Éditions La Compagnie Littéraire : D’une façon générale, la profession des apothicaires s’est vue extrêmement réglementée. Dans le chapitre 11 concernant ce sujet, vous évoquez 9 thèmes concernés par les règlements des villes. Quels étaient-ils ?

Nanno Bolt : L’initiative de rédiger des règlements était souvent prise par la municipalité et assez souvent à la suite de faux pas comme des produits falsifiés, des conflits d’intérêts entre médecins et apothicaires, d’un crime d’empoisonnement, de l’incorrection des médicaments composés, des prix exagérés dans les situations de monopole, etc.
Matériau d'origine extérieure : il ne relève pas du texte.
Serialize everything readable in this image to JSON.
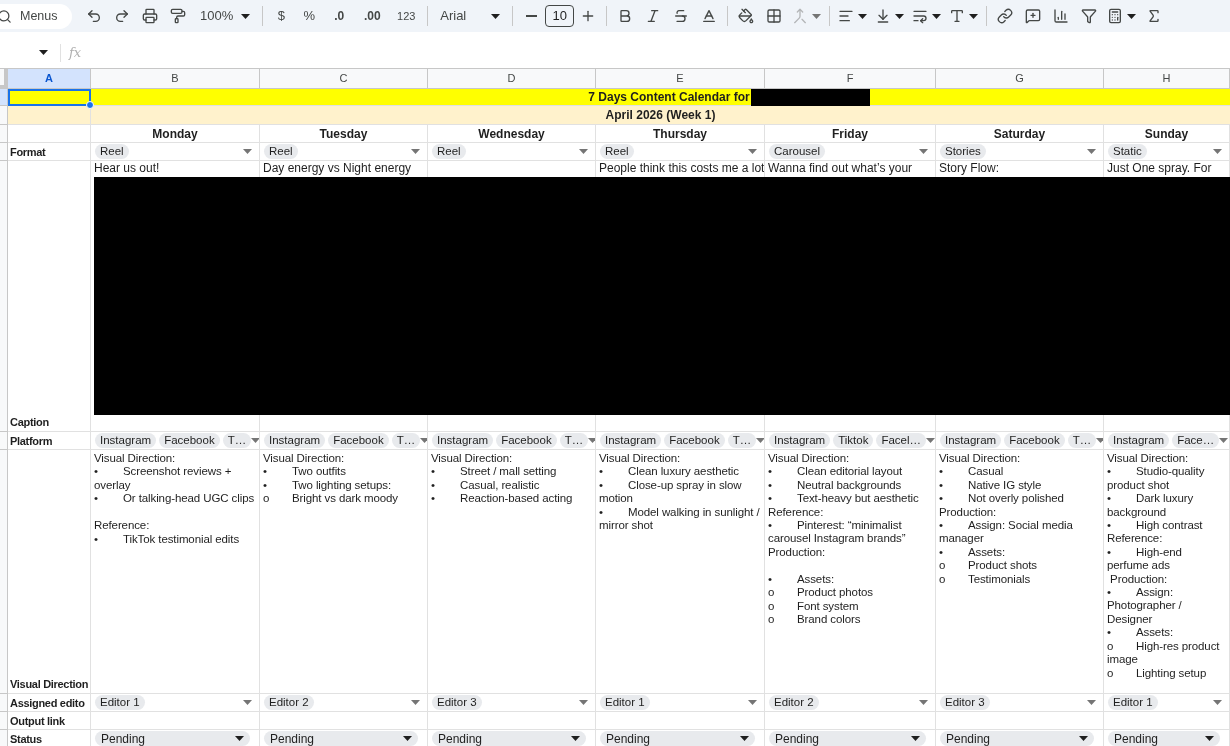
{
  "toolbar": {
    "search_placeholder": "Menus",
    "zoom": "100%",
    "currency": "$",
    "percent": "%",
    "decrease_decimals": ".0",
    "increase_decimals": ".00",
    "number_format": "123",
    "font": "Arial",
    "font_size": "10"
  },
  "formula_bar": {
    "fx": "fx"
  },
  "columns": [
    {
      "label": "A",
      "selected": true
    },
    {
      "label": "B",
      "selected": false
    },
    {
      "label": "C",
      "selected": false
    },
    {
      "label": "D",
      "selected": false
    },
    {
      "label": "E",
      "selected": false
    },
    {
      "label": "F",
      "selected": false
    },
    {
      "label": "G",
      "selected": false
    },
    {
      "label": "H",
      "selected": false
    }
  ],
  "title": "7 Days Content Calendar for",
  "subtitle": "April 2026 (Week 1)",
  "row_labels": {
    "format": "Format",
    "caption": "Caption",
    "platform": "Platform",
    "visual": "Visual Direction",
    "editor": "Assigned edito",
    "output": "Output link",
    "status": "Status"
  },
  "days": [
    {
      "name": "Monday",
      "format": "Reel",
      "caption": "Hear us out!",
      "platforms": [
        "Instagram",
        "Facebook",
        "T…"
      ],
      "editor": "Editor 1",
      "status": "Pending",
      "visual": [
        {
          "text": "Visual Direction:"
        },
        {
          "marker": "•",
          "text": "Screenshot reviews + overlay"
        },
        {
          "marker": "•",
          "text": "Or talking-head UGC clips"
        },
        {
          "kind": "spacer"
        },
        {
          "text": "Reference:"
        },
        {
          "marker": "•",
          "text": "TikTok testimonial edits"
        }
      ]
    },
    {
      "name": "Tuesday",
      "format": "Reel",
      "caption": "Day energy vs Night energy",
      "platforms": [
        "Instagram",
        "Facebook",
        "T…"
      ],
      "editor": "Editor 2",
      "status": "Pending",
      "visual": [
        {
          "text": "Visual Direction:"
        },
        {
          "marker": "•",
          "text": "Two outfits"
        },
        {
          "marker": "•",
          "text": "Two lighting setups:"
        },
        {
          "marker": "o",
          "text": "Bright vs dark moody"
        }
      ]
    },
    {
      "name": "Wednesday",
      "format": "Reel",
      "platforms": [
        "Instagram",
        "Facebook",
        "T…"
      ],
      "editor": "Editor 3",
      "status": "Pending",
      "visual": [
        {
          "text": "Visual Direction:"
        },
        {
          "marker": "•",
          "text": "Street / mall setting"
        },
        {
          "marker": "•",
          "text": "Casual, realistic"
        },
        {
          "marker": "•",
          "text": "Reaction-based acting"
        }
      ]
    },
    {
      "name": "Thursday",
      "format": "Reel",
      "caption": "People think this costs me a lot",
      "platforms": [
        "Instagram",
        "Facebook",
        "T…"
      ],
      "editor": "Editor 1",
      "status": "Pending",
      "visual": [
        {
          "text": "Visual Direction:"
        },
        {
          "marker": "•",
          "text": "Clean luxury aesthetic"
        },
        {
          "marker": "•",
          "text": "Close-up spray in slow motion"
        },
        {
          "marker": "•",
          "text": "Model walking in sunlight / mirror shot"
        }
      ]
    },
    {
      "name": "Friday",
      "format": "Carousel",
      "caption": "Wanna find out what’s your",
      "platforms": [
        "Instagram",
        "Tiktok",
        "Facel…"
      ],
      "editor": "Editor 2",
      "status": "Pending",
      "visual": [
        {
          "text": "Visual Direction:"
        },
        {
          "marker": "•",
          "text": "Clean editorial layout"
        },
        {
          "marker": "•",
          "text": "Neutral backgrounds"
        },
        {
          "marker": "•",
          "text": "Text-heavy but aesthetic"
        },
        {
          "text": "Reference:"
        },
        {
          "marker": "•",
          "text": "Pinterest: “minimalist carousel Instagram brands”"
        },
        {
          "text": "Production:"
        },
        {
          "kind": "spacer"
        },
        {
          "marker": "•",
          "text": "Assets:"
        },
        {
          "marker": "o",
          "text": "Product photos"
        },
        {
          "marker": "o",
          "text": "Font system"
        },
        {
          "marker": "o",
          "text": "Brand colors"
        }
      ]
    },
    {
      "name": "Saturday",
      "format": "Stories",
      "caption": "Story Flow:",
      "platforms": [
        "Instagram",
        "Facebook",
        "T…"
      ],
      "editor": "Editor 3",
      "status": "Pending",
      "visual": [
        {
          "text": "Visual Direction:"
        },
        {
          "marker": "•",
          "text": "Casual"
        },
        {
          "marker": "•",
          "text": "Native IG style"
        },
        {
          "marker": "•",
          "text": "Not overly polished"
        },
        {
          "text": "Production:"
        },
        {
          "marker": "•",
          "text": "Assign: Social media manager"
        },
        {
          "marker": "•",
          "text": "Assets:"
        },
        {
          "marker": "o",
          "text": "Product shots"
        },
        {
          "marker": "o",
          "text": "Testimonials"
        }
      ]
    },
    {
      "name": "Sunday",
      "format": "Static",
      "caption": "Just One spray. For",
      "platforms": [
        "Instagram",
        "Face…"
      ],
      "editor": "Editor 1",
      "status": "Pending",
      "visual": [
        {
          "text": "Visual Direction:"
        },
        {
          "marker": "•",
          "text": "Studio-quality product shot"
        },
        {
          "marker": "•",
          "text": "Dark luxury background"
        },
        {
          "marker": "•",
          "text": "High contrast"
        },
        {
          "text": "Reference:"
        },
        {
          "marker": "•",
          "text": "High-end perfume ads"
        },
        {
          "text": " Production:"
        },
        {
          "marker": "•",
          "text": "Assign: Photographer / Designer"
        },
        {
          "marker": "•",
          "text": "Assets:"
        },
        {
          "marker": "o",
          "text": "High-res product image"
        },
        {
          "marker": "o",
          "text": "Lighting setup"
        }
      ]
    }
  ]
}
Généralement on peut observer que le nombre des thèmes augmentait avec le temps et que les détails étaient de plus en plus explicitement formulés. Un inventaire des règlements de la ville pour les apothicaires entre 1200 et 1600 a été fait pour trente-cinq villes dans le territoire de l’État de Bourgogne. Neuf thèmes ont été discernés dans tous ces règlements : 1. la conformité des poids et mesures, 2. la bonne qualité des marchandises, 3. le contrôle des préparations rares et coûteuses, 4. la délivrance des produits toxiques et dangereux, 5.  l’inspection des apothicaireries, 6. l’accès à la profession, 7. les prix imposés, 8. le monopole de la préparation et de la délivrance des médicaments et 9. la position des veuves.

Éditions La Compagnie Littéraire : Vous consacrez un chapitre à la question suivante : « Quelles applications des plantes médicinales décrites au XIIIe siècle sont-elles toujours reconnues au XXIsiècle ? » (Références précises, étude de tableaux). Il apparaît que, dans la Pharmacopée française, il en existe beaucoup. Pouvez-vous nous donner quelques exemples ?
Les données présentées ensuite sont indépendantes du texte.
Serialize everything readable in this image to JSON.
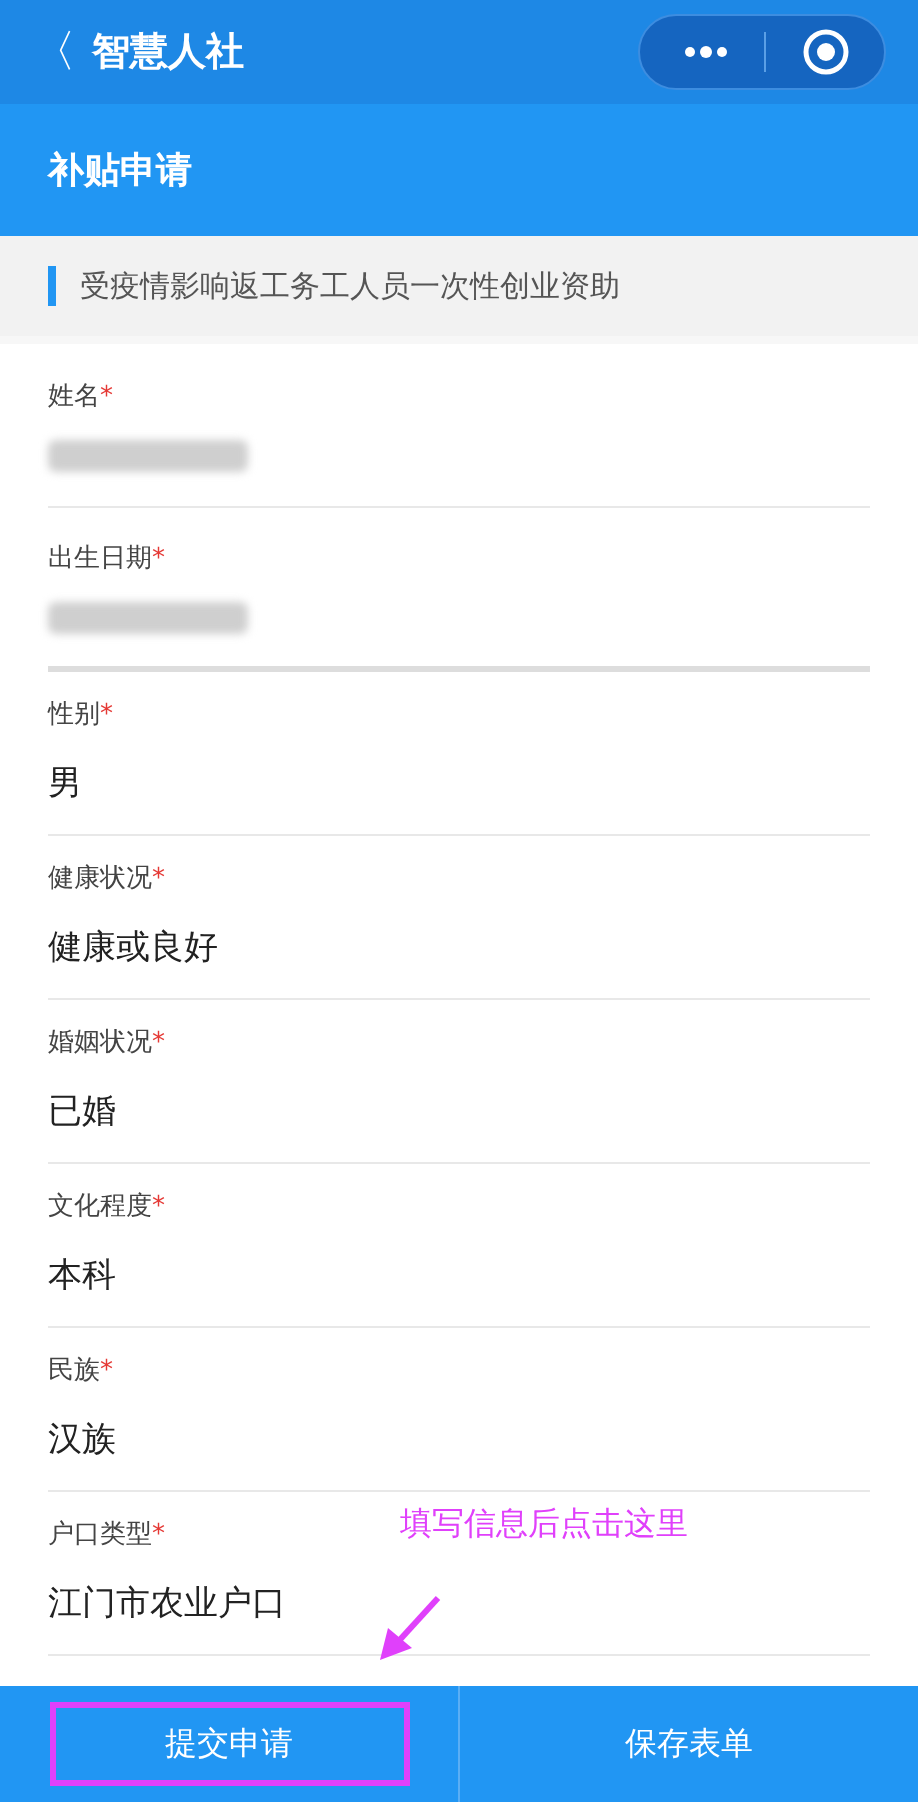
{
  "nav_bar": {
    "back": "〈",
    "title": "智慧人社"
  },
  "header": {
    "title": "补贴申请"
  },
  "section": {
    "title": "受疫情影响返工务工人员一次性创业资助"
  },
  "fields": [
    {
      "label": "姓名",
      "required_mark": "*",
      "kind": "redacted"
    },
    {
      "label": "出生日期",
      "required_mark": "*",
      "kind": "redacted"
    },
    {
      "label": "性别",
      "required_mark": "*",
      "kind": "text",
      "value": "男"
    },
    {
      "label": "健康状况",
      "required_mark": "*",
      "kind": "text",
      "value": "健康或良好"
    },
    {
      "label": "婚姻状况",
      "required_mark": "*",
      "kind": "text",
      "value": "已婚"
    },
    {
      "label": "文化程度",
      "required_mark": "*",
      "kind": "text",
      "value": "本科"
    },
    {
      "label": "民族",
      "required_mark": "*",
      "kind": "text",
      "value": "汉族"
    },
    {
      "label": "户口类型",
      "required_mark": "*",
      "kind": "text",
      "value": "江门市农业户口"
    }
  ],
  "annotation": {
    "text": "填写信息后点击这里"
  },
  "buttons": [
    {
      "label": "提交申请",
      "highlighted": true
    },
    {
      "label": "保存表单",
      "highlighted": false
    }
  ]
}
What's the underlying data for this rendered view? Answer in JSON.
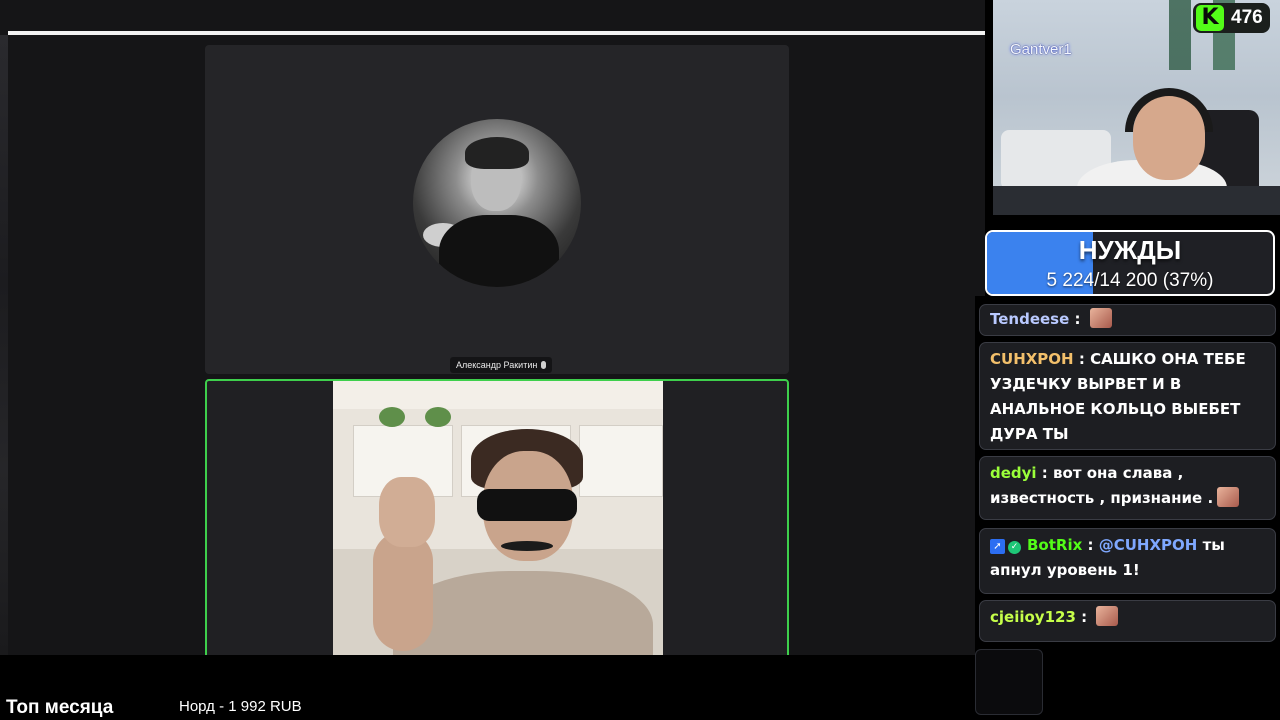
{
  "call": {
    "participant_name": "Александр Ракитин"
  },
  "webcam": {
    "streamer_name": "Gantver1",
    "viewer_count": "476",
    "platform_logo": "K",
    "platform_color": "#53fc18"
  },
  "goal": {
    "title": "НУЖДЫ",
    "progress_text": "5 224/14 200 (37%)",
    "progress_fraction": 0.37,
    "fill_color": "#3b82ee"
  },
  "chat": {
    "messages": [
      {
        "user": "Tendeese",
        "user_color": "#b9c9ff",
        "separator": " : ",
        "text": ""
      },
      {
        "user": "СUНХРОН",
        "user_color": "#f3c06b",
        "separator": " : ",
        "text": "САШКО ОНА ТЕБЕ УЗДЕЧКУ ВЫРВЕТ И В АНАЛЬНОЕ КОЛЬЦО ВЫЕБЕТ ДУРА ТЫ"
      },
      {
        "user": "dedyi",
        "user_color": "#9bff3a",
        "separator": " : ",
        "text": "вот она слава , известность , признание ."
      },
      {
        "user": "BotRix",
        "user_color": "#53fc18",
        "separator": " : ",
        "mention": "@СUНХРОН",
        "text": " ты апнул уровень 1!"
      },
      {
        "user": "cjeiioy123",
        "user_color": "#c6ff4a",
        "separator": " : ",
        "text": ""
      }
    ]
  },
  "ticker": {
    "title": "Топ месяца",
    "entry": "Норд - 1 992 RUB"
  }
}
Nanno Bolt : Oui, j’étais curieux de savoir si les remèdes prescrits pendant le Moyen Âge avaient encore une valeur et une utilité thérapeutique à notre époque. La traduction néerlandaise du manuscrit De natura rerum de 1270 décrit l’usage supposé de trente-deux plantes médicinales. Dans le livre, il est montré que la plupart des plantes avec leurs applications comme décrit dans le manuscrit, ont des qualités thérapeutiques toujours reconnues dans notre siècle. Par exemple pour la plante fenouil (Fœniculum) les revendications thérapeutiques étaient : diurétique, bon pour digestion et la rate, calcul rénal, ophtalmie et contre la flatulence. À notre époque, le fenouil est toujours en usage comme diurétique, bon pour la digestion et contre la flatulence.

Éditions La Compagnie Littéraire : Pour finir, un petit voyage dans le temps pour nos lecteurs : « Si vous aviez été apothicaire dans l’État bourguignon au bas Moyen Âge, comment auriez-vous mené votre carrière et dans quelle ville de préférence ?

Nanno Bolt : Je pense à Dijon comme apothicaire de la cour. Entre 1400 et 1600 les apothicaires tenaient leurs boutiques à des emplacements commercialement très attractifs : près des marchés hebdomadaires et des foires, près de la cour et à proximité de la bourgeoisie prospère et du clergé. À l’époque bourguignonne, le Duc et son Conseil étaient très ambulants et résidaient souvent à Lille, Arras, Bruges, Bruxelles, Malines et Dijon, accompagnés par une équipe médicale avec un médecin, un chirurgien, un barbier et un maître-apothicaire. La plupart des apothicaires ducaux travaillaient à temps partiel, souvent avec un collègue par roulement de trois mois, de telle façon qu’ils entretenaient leur expérience professionnelle dans leur pratique quotidienne. Dans les villes où le Duc de Bourgogne résidait, l’apothicaire de la cour achetait le matériel nécessaire chez les apothicaires et épiciers locaux. Ainsi, l’apothicaire de la cour avait l’occasion de rester au courant des derniers développements médicaux, de connaitre les lieux où les épices et les simples de la meilleure qualité étaient à vendre et de découvrir le monde au dehors de Dijon en même temps !

Propos recueillis par Monique Rault.